The CTD-Rosette is lowered into the ocean measuring a suite of seawater properties throughout the water column. Occupying the same stations (specific GPS locations) four times a year - Winter, Spring, Summer, Fall - we measure physical & biological properties: temperature, salinity, oxygen, fluorescence (chlorophyll), nutrients, and productivity from surface to 500m. Additional measurements from seawater samples collected using the rosette are combined with CTD sensor data, filling out the dataset. These seasonal measurements are published in Cruise Data Reports & added to our time-series database, both available online.

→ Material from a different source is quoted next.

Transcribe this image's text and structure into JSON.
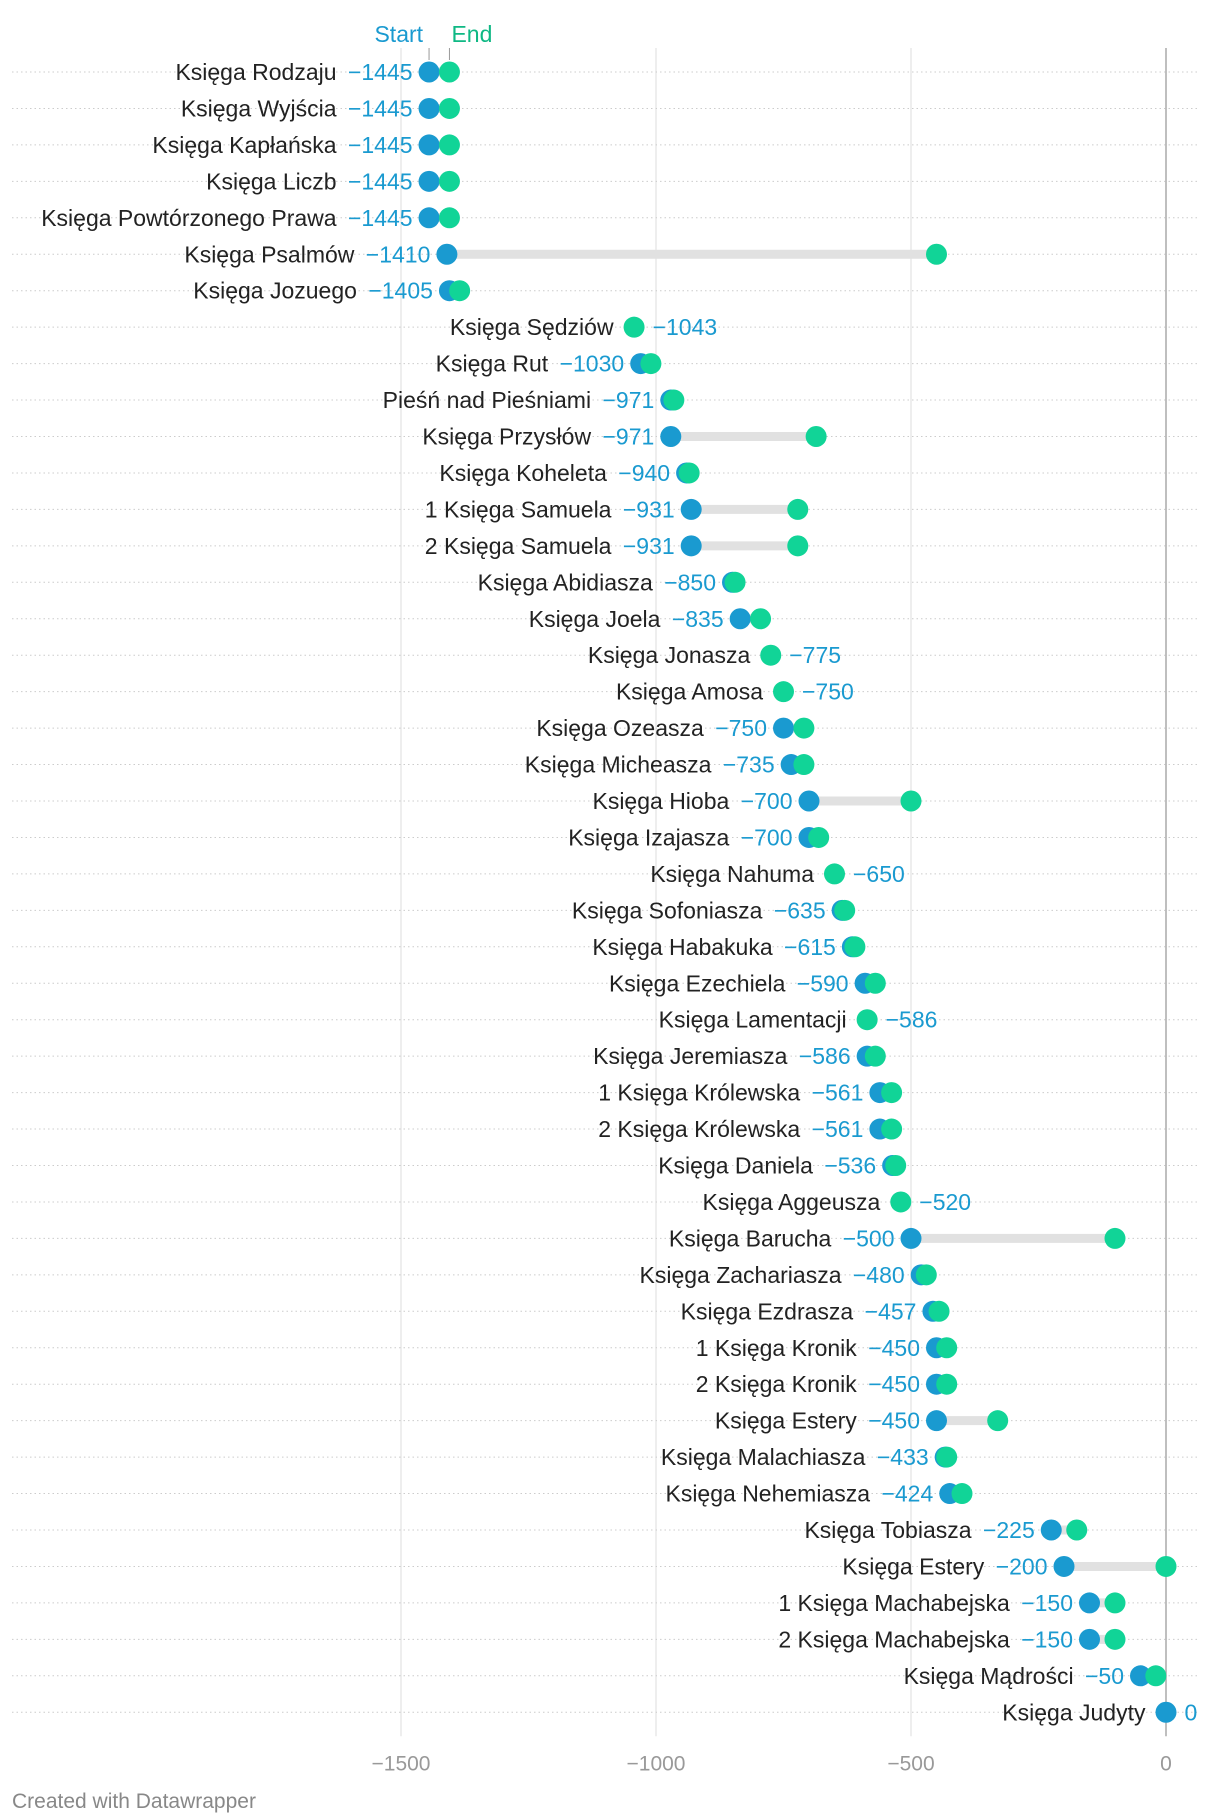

The CTD-Rosette is electronically tethered to the ship using a winch with conductive wire. This allows a computer on the ship to control the CTD and monitor the temperature, conductivity, oxygen sensor arrays plus single fluorometer, transmissometer, altimeter & nitrate sensors. As the CTD-Rosette is lowered to 500m, the temperature, salinity, oxygen, chlorophyll, nitrate, and other measurements are displayed real-time & stored on the ship's computer. Depending on the downcast profiles, mainly the depth of highest chlorophyll & mixed layer, bottles are closed at standard depths as the CTD-Rosette is brought back to surface. The seawater samples collected will be analysed & used to calibrate the various sensors or provide measurements that cannot be measured electronically.